Coming Full Circle
The Seneca Nation of Indians, 1848–1934
New Directions in Native American Studies Series
Published by: University of Oklahoma Press
Imprint: University of Oklahoma Press
326 Pages | 6 x 9 | 25 b&w illus., 5 maps, 3 tables
The disastrous Buffalo Creek Treaty of 1838 called for the Senecas’ removal to Kansas (then part of the Indian Territory). From this low point, the Seneca Nation of Indians, which today occupies three reservations in western New York, sought to rebound. Beginning with events leading to the Seneca Revolution in 1848, which transformed the nation’s government from a council of chiefs to an elected system, Laurence M. Hauptman traces Seneca history through the New Deal. Based on the author’s nearly fifty years of archival research, interviews, and applied work, Coming Full Circle shows that Seneca leaders in these years learned valuable lessons and adapted to change, thereby preparing the nation to meet the challenges it would face in the post–World War II era, including major land loss and threats of termination.
Instead of emphasizing American Indian decline, Hauptman stresses that the Senecas were actors in their own history and demonstrated cultural and political resilience.

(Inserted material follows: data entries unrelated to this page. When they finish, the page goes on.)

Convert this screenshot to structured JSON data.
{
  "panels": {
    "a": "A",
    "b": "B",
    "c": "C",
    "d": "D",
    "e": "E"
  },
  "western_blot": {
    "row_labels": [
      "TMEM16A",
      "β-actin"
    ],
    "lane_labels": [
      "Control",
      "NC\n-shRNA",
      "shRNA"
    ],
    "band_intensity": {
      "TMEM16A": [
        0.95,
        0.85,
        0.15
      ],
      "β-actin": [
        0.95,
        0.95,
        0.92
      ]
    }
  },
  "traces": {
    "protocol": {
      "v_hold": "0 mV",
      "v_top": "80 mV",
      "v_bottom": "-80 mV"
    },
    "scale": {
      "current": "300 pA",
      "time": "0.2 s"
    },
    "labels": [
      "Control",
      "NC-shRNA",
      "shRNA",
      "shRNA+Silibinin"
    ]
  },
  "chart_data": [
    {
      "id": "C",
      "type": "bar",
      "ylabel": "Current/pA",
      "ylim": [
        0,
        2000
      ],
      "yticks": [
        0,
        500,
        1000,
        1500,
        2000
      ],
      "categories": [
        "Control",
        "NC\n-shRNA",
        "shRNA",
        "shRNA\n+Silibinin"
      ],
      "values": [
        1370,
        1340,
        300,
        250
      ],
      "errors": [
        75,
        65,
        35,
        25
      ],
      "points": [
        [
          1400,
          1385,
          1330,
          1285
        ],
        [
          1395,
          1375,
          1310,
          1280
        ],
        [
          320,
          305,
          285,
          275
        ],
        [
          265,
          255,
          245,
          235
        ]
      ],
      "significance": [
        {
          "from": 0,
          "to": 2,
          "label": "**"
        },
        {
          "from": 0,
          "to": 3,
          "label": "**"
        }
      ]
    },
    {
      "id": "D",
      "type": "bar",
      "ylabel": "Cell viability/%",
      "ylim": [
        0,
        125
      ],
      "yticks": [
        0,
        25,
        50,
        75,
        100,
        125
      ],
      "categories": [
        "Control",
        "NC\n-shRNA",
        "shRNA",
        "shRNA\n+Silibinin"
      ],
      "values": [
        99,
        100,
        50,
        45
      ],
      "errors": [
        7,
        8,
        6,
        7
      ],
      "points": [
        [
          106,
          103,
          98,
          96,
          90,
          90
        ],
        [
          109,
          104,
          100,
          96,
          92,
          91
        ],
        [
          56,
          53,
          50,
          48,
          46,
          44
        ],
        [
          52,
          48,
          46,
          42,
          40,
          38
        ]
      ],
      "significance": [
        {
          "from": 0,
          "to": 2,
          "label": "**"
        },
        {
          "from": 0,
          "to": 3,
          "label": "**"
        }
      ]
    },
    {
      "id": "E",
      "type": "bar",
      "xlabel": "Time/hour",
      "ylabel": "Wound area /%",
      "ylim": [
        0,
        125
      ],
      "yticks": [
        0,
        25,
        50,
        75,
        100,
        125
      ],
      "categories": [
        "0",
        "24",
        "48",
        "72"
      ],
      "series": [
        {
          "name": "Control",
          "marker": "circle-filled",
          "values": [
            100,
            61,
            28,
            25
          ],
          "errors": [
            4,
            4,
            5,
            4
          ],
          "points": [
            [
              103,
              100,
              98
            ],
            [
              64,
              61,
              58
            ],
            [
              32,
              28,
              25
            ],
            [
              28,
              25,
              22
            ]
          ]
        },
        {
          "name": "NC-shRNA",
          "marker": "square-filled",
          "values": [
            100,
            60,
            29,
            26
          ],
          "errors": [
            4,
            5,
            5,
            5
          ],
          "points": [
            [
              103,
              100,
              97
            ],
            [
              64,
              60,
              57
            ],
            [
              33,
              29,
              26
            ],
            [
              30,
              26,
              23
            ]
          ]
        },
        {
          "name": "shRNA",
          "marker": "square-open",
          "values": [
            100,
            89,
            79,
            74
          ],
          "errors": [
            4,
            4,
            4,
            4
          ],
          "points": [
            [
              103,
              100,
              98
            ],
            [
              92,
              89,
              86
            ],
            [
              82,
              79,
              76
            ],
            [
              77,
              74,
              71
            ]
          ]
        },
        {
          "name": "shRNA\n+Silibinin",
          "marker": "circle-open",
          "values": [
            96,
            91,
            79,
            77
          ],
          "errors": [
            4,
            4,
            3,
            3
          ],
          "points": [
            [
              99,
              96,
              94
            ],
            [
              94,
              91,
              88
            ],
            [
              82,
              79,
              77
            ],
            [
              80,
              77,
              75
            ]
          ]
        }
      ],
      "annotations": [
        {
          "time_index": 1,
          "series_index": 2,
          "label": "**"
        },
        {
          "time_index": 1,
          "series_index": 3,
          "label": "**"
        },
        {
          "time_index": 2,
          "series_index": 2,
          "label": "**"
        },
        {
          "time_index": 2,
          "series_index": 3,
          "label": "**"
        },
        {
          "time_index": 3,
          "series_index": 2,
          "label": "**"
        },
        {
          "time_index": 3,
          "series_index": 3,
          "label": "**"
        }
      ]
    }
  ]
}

Both Native belief, in the form of the Good Message of Handsome Lake, and Christianity were major forces in Seneca life; women continued to play important social and economic roles despite the demise of clan matrons’ right to nominate the chiefs; and Senecas became involved in national and international competition in long-distance running and in lacrosse.
The Seneca Nation also achieved noteworthy political successes in this period. The Senecas resisted allotment, and thus saved their reservations from breakup and sale. They recruited powerful allies, including attorneys, congressmen, journalists, and religious leaders. They saved their Oil Spring Reservation, winning a U.S. Supreme Court case against New York State on the issue of taxation and won remuneration in their Kansas Claims case. These efforts laid the groundwork for the Senecas’ postwar endeavor to seek compensation before the Indian Claims Commission and pursuit of a series of land claims and tax lawsuits against New York State.